2009-12-06 02:31:03 | Weblog

  9時、起床。オムレツ、トースト、紅茶の朝食。フィールドノートの更新をすませてから、明日の「清水幾太郎先生を偲ぶ会」で行う講演の内容を考える。学習院大学の清水幾太郎ゼミの卒業生の会で、去年初めて招かれて講演をした。今回は去年に続いて二度目の講演だ。「清水幾太郎と孤独の感覚」というタイトルは早くに伝えてあったのだが、レジュメをまだ作っていなかった。
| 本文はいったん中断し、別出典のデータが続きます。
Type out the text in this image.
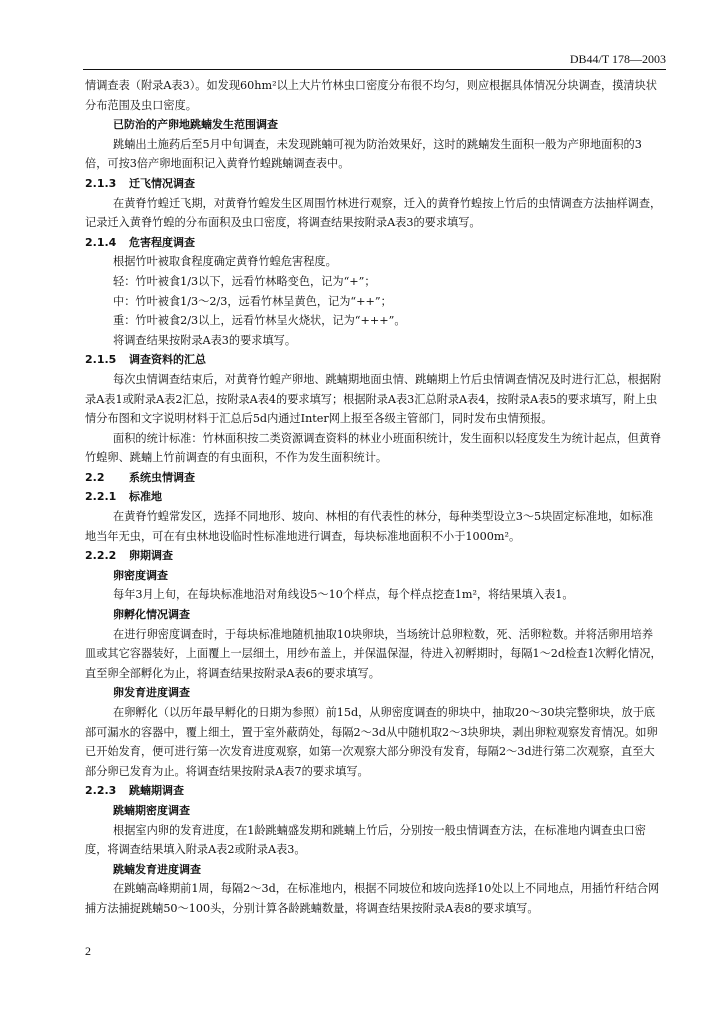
DB44/T 178—2003

情调查表（附录A表3）。如发现60hm²以上大片竹林虫口密度分布很不均匀，则应根据具体情况分块调查，摸清块状分布范围及虫口密度。

已防治的产卵地跳蝻发生范围调查

跳蝻出土施药后至5月中旬调查，未发现跳蝻可视为防治效果好，这时的跳蝻发生面积一般为产卵地面积的3倍，可按3倍产卵地面积记入黄脊竹蝗跳蝻调查表中。

2.1.3 迁飞情况调查

在黄脊竹蝗迁飞期，对黄脊竹蝗发生区周围竹林进行观察，迁入的黄脊竹蝗按上竹后的虫情调查方法抽样调查，记录迁入黄脊竹蝗的分布面积及虫口密度，将调查结果按附录A表3的要求填写。

2.1.4 危害程度调查

根据竹叶被取食程度确定黄脊竹蝗危害程度。

轻：竹叶被食1/3以下，远看竹林略变色，记为“+”；

中：竹叶被食1/3～2/3，远看竹林呈黄色，记为“++”；

重：竹叶被食2/3以上，远看竹林呈火烧状，记为“+++”。

将调查结果按附录A表3的要求填写。

2.1.5 调查资料的汇总

每次虫情调查结束后，对黄脊竹蝗产卵地、跳蝻期地面虫情、跳蝻期上竹后虫情调查情况及时进行汇总，根据附录A表1或附录A表2汇总，按附录A表4的要求填写；根据附录A表3汇总附录A表4，按附录A表5的要求填写，附上虫情分布图和文字说明材料于汇总后5d内通过Inter网上报至各级主管部门，同时发布虫情预报。

面积的统计标准：竹林面积按二类资源调查资料的林业小班面积统计，发生面积以轻度发生为统计起点，但黄脊竹蝗卵、跳蝻上竹前调查的有虫面积，不作为发生面积统计。

2.2 系统虫情调查

2.2.1 标准地

在黄脊竹蝗常发区，选择不同地形、坡向、林相的有代表性的林分，每种类型设立3～5块固定标准地，如标准地当年无虫，可在有虫林地设临时性标准地进行调查，每块标准地面积不小于1000m²。

2.2.2 卵期调查

卵密度调查

每年3月上旬，在每块标准地沿对角线设5～10个样点，每个样点挖查1m²，将结果填入表1。

卵孵化情况调查

在进行卵密度调查时，于每块标准地随机抽取10块卵块，当场统计总卵粒数，死、活卵粒数。并将活卵用培养皿或其它容器装好，上面覆上一层细土，用纱布盖上，并保温保湿，待进入初孵期时，每隔1～2d检查1次孵化情况，直至卵全部孵化为止，将调查结果按附录A表6的要求填写。

卵发育进度调查

在卵孵化（以历年最早孵化的日期为参照）前15d，从卵密度调查的卵块中，抽取20～30块完整卵块，放于底部可漏水的容器中，覆上细土，置于室外蔽荫处，每隔2～3d从中随机取2～3块卵块，剥出卵粒观察发育情况。如卵已开始发育，便可进行第一次发育进度观察，如第一次观察大部分卵没有发育，每隔2～3d进行第二次观察，直至大部分卵已发育为止。将调查结果按附录A表7的要求填写。

2.2.3 跳蝻期调查

跳蝻期密度调查

根据室内卵的发育进度，在1龄跳蝻盛发期和跳蝻上竹后，分别按一般虫情调查方法，在标准地内调查虫口密度，将调查结果填入附录A表2或附录A表3。

跳蝻发育进度调查

在跳蝻高峰期前1周，每隔2～3d，在标准地内，根据不同坡位和坡向选择10处以上不同地点，用插竹秆结合网捕方法捕捉跳蝻50～100头，分别计算各龄跳蝻数量，将调查结果按附录A表8的要求填写。

2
30分ほどの短い講演なので、A4判で2枚程度のもので十分である。頭の中で構成を考え(下案はできているので、それをもう少し緻密なものに)、話の筋道は立ったので、レジュメの作成は昼食をとってからにしようと、テイクアウトの鮨を買いに出る。
  出がけに階下の母に声をかけると、炬燵につっぷして寝ている。見ると左の手首のあたりに包帯をしている。どうしたのかと尋ねたら、うちの猫(はる)に噛まれたのだという。昨日、家に母しかいないとき、母が二階のリビングに入ったときに猫が廊下に出てしまった。猫をそのままにしては買物に出られない(書斎に侵入して雀を襲うかもしれない)ので、いやがる猫を捕まえてリビングに連れていこうとして噛まれたのだという。包帯をとって見せてもらうと、ずいぶんと地腫れがしている。今日は朝から少し熱があって食欲がないという。これは医者に診せにいかないとダメだと言うと、猫に噛まれたぐらいで医者に行くなんてと言う。馬鹿を言ってはいけない。拾った雀を小鳥の専門病院へ電車に乗って診せに行く私が、猫に噛まれた母親を病院へ連れて行かないということがあるだろうか。老いては子に従いなさい。ネットで土曜の午後も診療している病院を探して、蒲田の駅前商店街の中にあるT医院がやっていることがわかったので、電話をして、猫に噛まれたのだが診ていただけますかと尋ねると、診てくれるというので、雨の中、母と一緒に出かける。T医院は昔からある古い病院で、廊下には昔懐かしい体重計が置かれていた。


学校や銭湯にもあった

  受付をすませてほどなくして名前を呼ばれ整形外科の診察室に入る。医師は母の手を診て、「いまの時点では何ともいえませんが、これからもっと腫れがひどくなって化膿する恐れもあるので、抗生剤と消炎剤と胃薬を出します。月曜日に必ず診せに来てください。もし化膿していたら切開して膿を出します。猫に噛まれたくらいでと油断しないでください」と言った。ほらね、私が言ったとおりでしょ。処方された薬を医院の側の薬局で受け取って、最初の三錠を水をもらってその場で飲んでもらう。帰宅してしばらくしたら、母が書斎にやってきて、大分よくなってきたみたいだと言うので、それは薬に鎮痛と解熱の作用があるからで、治ったわけではないから、寝る前に2回目の薬を飲むのを忘れないように言う。そんなこんなで(母の口癖)、明日の講演用のレジュメ作りは深夜の作業になってしまった。